On being a stranger in a strange land, I am that here, but last evening on an outing to a dance event at the local Casa de Cultura in town I kissed in greeting many of my spanish friends, said hello to another handful of faces I know from one facet or other of community life here. But I am the American outsider. When I visit the US after 20 years away, I do not have a community feeling anywhere (no doubt I would if I lived there for awhile...) and with my changed perspective on the US and its values, I am the American from Europe outsider. So I often feel a stranger in a strange land on both sides of the 'puddle' as they say here. I long not to have to explain myself, or traditions and customs, to not have to be careful to say the wrong thing in the wrong way or the right thing in the wrong way.


But this is my path, and mostly I give thanks for it, for it has shown me happiness and offers abundance of many kinds, but I do cross these areas of shadow from time to time. Perhaps it's the approach of Thanksgiving and Christmas, that brings a bit of darkness to the path this month.

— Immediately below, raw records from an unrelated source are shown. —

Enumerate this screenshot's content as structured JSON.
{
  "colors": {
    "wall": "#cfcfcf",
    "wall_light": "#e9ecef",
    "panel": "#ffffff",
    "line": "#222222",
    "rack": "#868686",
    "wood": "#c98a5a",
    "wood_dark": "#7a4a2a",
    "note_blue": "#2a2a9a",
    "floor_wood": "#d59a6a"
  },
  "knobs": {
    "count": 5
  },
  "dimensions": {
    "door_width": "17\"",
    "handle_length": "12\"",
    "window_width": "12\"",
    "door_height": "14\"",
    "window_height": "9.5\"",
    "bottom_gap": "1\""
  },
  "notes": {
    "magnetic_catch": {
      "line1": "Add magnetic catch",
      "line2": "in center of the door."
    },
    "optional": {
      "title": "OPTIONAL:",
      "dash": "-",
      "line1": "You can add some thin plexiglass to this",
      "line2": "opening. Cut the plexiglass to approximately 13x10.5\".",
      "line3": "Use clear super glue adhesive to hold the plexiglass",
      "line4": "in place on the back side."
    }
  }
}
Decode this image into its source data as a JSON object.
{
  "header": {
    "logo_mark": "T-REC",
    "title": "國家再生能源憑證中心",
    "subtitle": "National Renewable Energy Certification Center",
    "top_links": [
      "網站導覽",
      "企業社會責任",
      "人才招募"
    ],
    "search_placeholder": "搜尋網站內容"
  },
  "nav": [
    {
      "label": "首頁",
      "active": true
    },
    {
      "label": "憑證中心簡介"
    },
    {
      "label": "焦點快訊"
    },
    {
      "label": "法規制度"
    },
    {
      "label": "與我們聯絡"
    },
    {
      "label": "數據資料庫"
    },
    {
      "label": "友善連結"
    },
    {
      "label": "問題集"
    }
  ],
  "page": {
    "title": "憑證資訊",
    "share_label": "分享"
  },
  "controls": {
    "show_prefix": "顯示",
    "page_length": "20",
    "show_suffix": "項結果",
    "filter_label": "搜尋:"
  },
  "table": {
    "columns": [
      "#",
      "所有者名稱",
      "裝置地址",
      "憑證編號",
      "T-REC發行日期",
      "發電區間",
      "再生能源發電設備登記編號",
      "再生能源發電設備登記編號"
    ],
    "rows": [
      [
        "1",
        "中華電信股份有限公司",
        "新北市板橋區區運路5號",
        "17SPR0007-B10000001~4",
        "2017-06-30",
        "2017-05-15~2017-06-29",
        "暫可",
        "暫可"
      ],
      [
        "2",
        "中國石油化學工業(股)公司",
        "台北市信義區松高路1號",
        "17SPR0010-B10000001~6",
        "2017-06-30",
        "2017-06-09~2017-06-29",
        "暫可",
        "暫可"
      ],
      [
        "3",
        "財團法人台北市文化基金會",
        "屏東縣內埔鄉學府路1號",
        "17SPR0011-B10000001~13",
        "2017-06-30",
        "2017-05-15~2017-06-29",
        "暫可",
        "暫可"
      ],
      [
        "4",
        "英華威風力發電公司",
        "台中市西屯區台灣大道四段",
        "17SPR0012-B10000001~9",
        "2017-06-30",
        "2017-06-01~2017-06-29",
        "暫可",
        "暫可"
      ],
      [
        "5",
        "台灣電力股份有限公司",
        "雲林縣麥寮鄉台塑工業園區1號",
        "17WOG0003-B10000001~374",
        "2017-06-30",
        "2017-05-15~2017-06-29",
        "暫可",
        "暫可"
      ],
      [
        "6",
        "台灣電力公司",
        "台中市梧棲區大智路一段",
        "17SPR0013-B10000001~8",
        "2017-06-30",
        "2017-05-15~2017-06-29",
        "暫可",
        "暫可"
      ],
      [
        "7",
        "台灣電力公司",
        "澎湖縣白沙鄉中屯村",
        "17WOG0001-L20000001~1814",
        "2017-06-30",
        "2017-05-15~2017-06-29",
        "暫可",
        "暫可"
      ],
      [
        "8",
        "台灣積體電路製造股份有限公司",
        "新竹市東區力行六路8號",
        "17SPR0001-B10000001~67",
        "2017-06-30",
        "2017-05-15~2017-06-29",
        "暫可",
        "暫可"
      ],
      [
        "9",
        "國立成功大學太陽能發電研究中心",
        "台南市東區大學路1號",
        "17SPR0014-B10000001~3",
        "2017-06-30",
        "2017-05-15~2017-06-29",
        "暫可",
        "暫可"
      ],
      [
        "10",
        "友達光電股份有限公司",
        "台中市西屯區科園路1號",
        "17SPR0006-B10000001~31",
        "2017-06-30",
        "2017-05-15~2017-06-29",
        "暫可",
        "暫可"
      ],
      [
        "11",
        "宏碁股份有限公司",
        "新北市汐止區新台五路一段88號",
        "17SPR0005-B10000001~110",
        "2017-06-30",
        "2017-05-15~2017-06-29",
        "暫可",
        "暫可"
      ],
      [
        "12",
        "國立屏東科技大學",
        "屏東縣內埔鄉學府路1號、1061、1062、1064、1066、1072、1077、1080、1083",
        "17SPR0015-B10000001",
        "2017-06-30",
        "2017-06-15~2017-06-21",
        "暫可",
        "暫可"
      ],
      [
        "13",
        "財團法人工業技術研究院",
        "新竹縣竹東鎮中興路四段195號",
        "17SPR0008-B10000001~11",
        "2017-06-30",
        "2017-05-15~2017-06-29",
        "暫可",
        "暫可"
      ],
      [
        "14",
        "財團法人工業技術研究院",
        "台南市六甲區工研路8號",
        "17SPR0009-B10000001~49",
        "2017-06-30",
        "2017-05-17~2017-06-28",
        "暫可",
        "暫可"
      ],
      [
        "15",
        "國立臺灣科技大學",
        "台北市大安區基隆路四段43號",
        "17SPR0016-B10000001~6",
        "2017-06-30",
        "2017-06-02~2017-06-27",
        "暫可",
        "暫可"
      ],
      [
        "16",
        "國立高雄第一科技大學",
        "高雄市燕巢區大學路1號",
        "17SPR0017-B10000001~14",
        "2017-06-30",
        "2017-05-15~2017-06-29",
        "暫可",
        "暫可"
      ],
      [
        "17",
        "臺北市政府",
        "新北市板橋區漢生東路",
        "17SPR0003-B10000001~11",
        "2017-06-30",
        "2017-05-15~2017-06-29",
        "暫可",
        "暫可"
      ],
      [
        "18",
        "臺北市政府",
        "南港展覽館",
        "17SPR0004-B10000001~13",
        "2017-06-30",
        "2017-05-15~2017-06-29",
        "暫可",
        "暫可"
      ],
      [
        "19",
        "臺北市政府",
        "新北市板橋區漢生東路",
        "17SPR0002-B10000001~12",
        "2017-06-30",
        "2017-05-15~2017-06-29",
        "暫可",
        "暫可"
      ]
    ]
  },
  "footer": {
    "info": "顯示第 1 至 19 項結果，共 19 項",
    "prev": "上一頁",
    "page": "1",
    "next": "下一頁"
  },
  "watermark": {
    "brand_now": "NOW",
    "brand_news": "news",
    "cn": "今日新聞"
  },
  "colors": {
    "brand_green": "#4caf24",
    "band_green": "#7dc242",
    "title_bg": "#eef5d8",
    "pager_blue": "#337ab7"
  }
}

On an enthusiastic note, I must tell you that there are about 7 of us American women married to Spaniards, and we get together every month or two and it is with them that I do not feel a stranger nor do I have to explain myself, because they feel the same. SO for the first time in the 6 years we have been meeting we are doing a joint Thanksgiving next Sat. (Nobody can get Thursday off work here, obviously.) And I am so excited about sharing that day in a warm family, group atmosphere, where the traditions need no explanations, the kids are at the kiddy table off to the side, the men talk about sports and the women are a supportive, chatty group in the kitchen and around the table. We will be 32 in all. Thank goodness another woman is hosting it in her huge house, not yet fully furnished.....Truly I can't wait! It reminds of the anticipation I felt when I was young and we joined with our distant cousins and grandparents, or when I'd come from school for big hugs and gatherings at a bountiful table!




Thank you for provoking this Maggie, it feels better now.